The triage simulator also was tested at the Duke University School of Medicine in 2006. In a program designed to prepare medical students for disaster management, some students were trained using verbal presentations while others used virtual reality-based training. Furberg said that when asked to perform triage, the trainees who used the simulator performed as well, or better than, the group trained traditionally.
Furberg is convinced that virtual reality simulation is a valid educational method for triage training, and that it should be carried over to widespread civilian use.
"It is a high-yield way of upgrading skills with minimal investment upfront," he said, adding that triage in an emergency situation challenges the standards of normative care. It asks emergency physicians and other care providers to make decisions they don't normally need to make.
Also, he argued that these are perishable cognitive skills. To apply them effectively, you have to use them. "If there is one skill that could maximize or improve the outcome in a mass casualty incident, it's triage," he added. "It drives the remainder of the response."
Running Simulations for EOCs
While some simulations are designed to help first responders practice, others use modeling to train people in emergency operation centers (EOCs). The Emergency Management Training, Analysis and Simulation Center (EMTASC) in Suffolk, Va., works to create realistic simulations to help train managers to communicate in an emergency.
"You've got a guy driving in to the EOC who hasn't sat in that chair in more than six months," explained Randy Sickmier, EMTASC's exercise plans manager. "During the day, he's the public works officer for Staunton, Va., and all of a sudden he's in charge of some aspect of this emergency response. It's not something he does every day. This is where the simulation can be valuable."

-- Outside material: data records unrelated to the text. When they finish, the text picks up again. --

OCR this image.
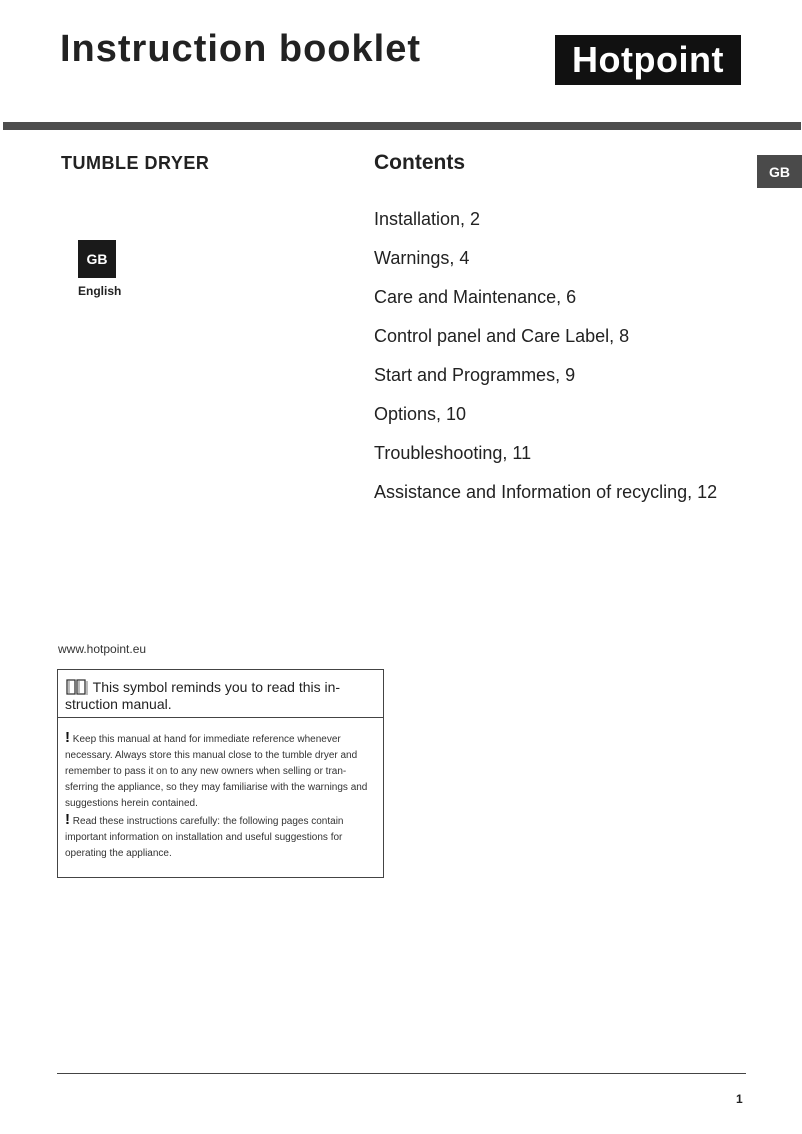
Instruction booklet	Hotpoint
GB
TUMBLE DRYER
GB
English
Contents
Installation, 2
Warnings, 4
Care and Maintenance, 6
Control panel and Care Label, 8
Start and Programmes, 9
Options, 10
Troubleshooting, 11
Assistance and Information of recycling, 12
www.hotpoint.eu
This symbol reminds you to read this in-struction manual.
! Keep this manual at hand for immediate reference whenever necessary. Always store this manual close to the tumble dryer and remember to pass it on to any new owners when selling or tran-sferring the appliance, so they may familiarise with the warnings and suggestions herein contained.
! Read these instructions carefully: the following pages contain important information on installation and useful suggestions for operating the appliance.
1
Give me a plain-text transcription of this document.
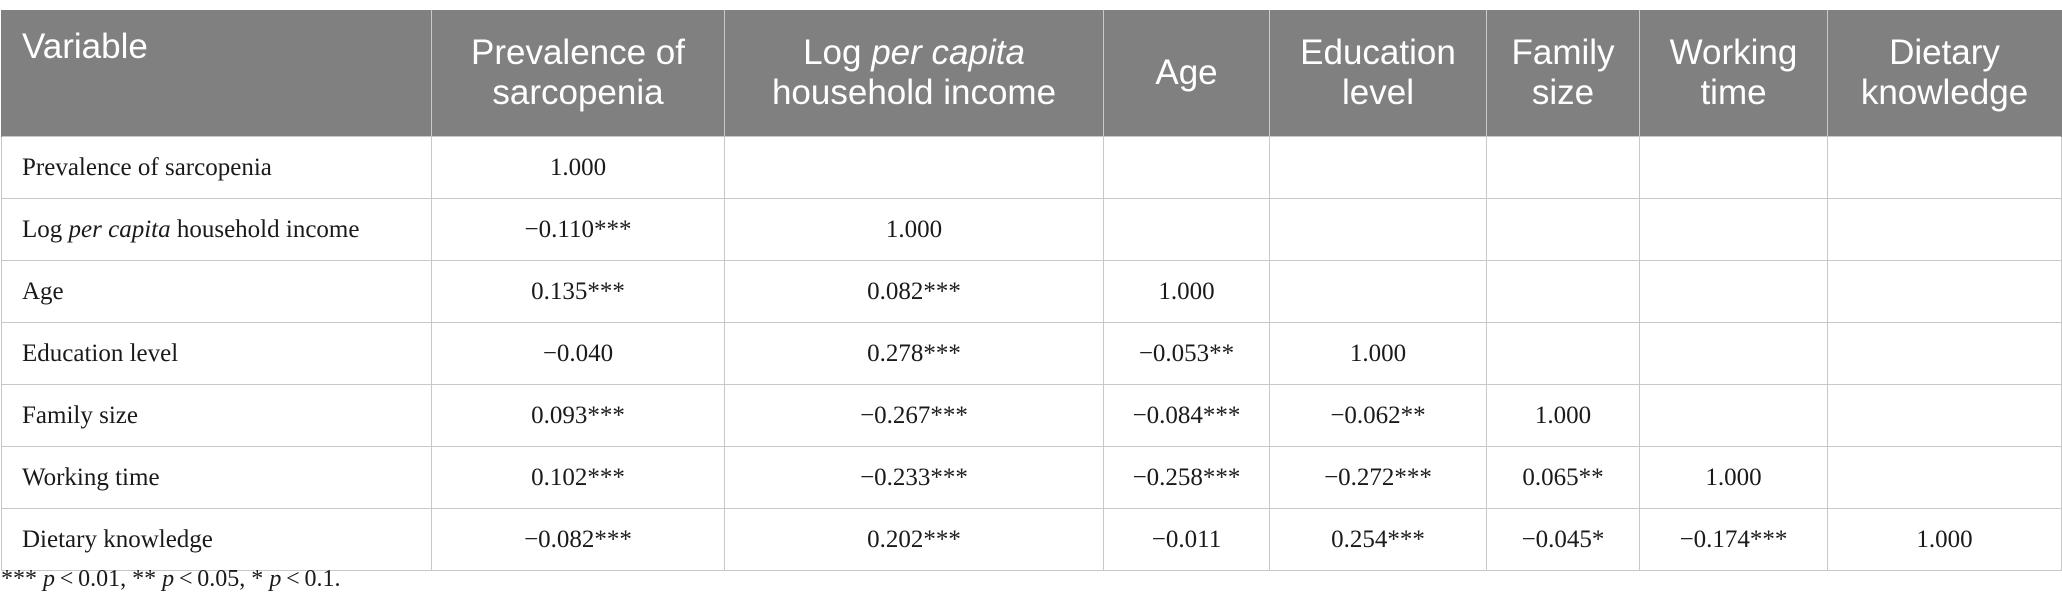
Variable	Prevalence of sarcopenia	Log per capita
household income	Age	Education level	Family size	Working time	Dietary knowledge
Prevalence of sarcopenia	1.000						
Log per capita household income	−0.110***	1.000					
Age	0.135***	0.082***	1.000				
Education level	−0.040	0.278***	−0.053**	1.000			
Family size	0.093***	−0.267***	−0.084***	−0.062**	1.000		
Working time	0.102***	−0.233***	−0.258***	−0.272***	0.065**	1.000	
Dietary knowledge	−0.082***	0.202***	−0.011	0.254***	−0.045*	−0.174***	1.000
*** p < 0.01, ** p < 0.05, * p < 0.1.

With grant funding from Virginia, the nonprofit EMTASC was formed in 2005 as a partnership between Old Dominion University and 17 companies involved in modeling and simulation efforts. For agencies that want to
include simulations in their EOC exercises, EMTASC can model an incident such as a hurricane and feed emergency response managers data in the same format they would receive it during an emergency.
Officials in Virginia, who run an annual training effort called the Virginia Emergency Response Team Exercise, have taken advantage of the modeling capability, said Sickmier, who is an employee of Northrop Grumman Corp., on loan to EMTASC.
In one training scenario, the agency modeled plans to reverse traffic on Interstate 64 so that all traffic would be outbound during a hurricane evacuation. "We modeled the capacity of the roadways with maps and data from the Virginia Department of Transportation and the state emergency management plan," Sickmier said. "It allowed the team to assess how long it would take to evacuate a certain region."
Although users' response has been enthusiastic, Sickmier admits that finding customers among state and local emergency response organizations has been difficult so far.
"Localities are always going to have difficult funding decisions to make," he said. "It's tough for them to make the choice between spending on hardware such as radios versus more information or training.
But as the models are developed through federal grant funding, Sickmier said, other regions will be able to adopt it at lower cost, and then modify them for their particular environment.
"Every time you do it," he said, "it gets cheaper."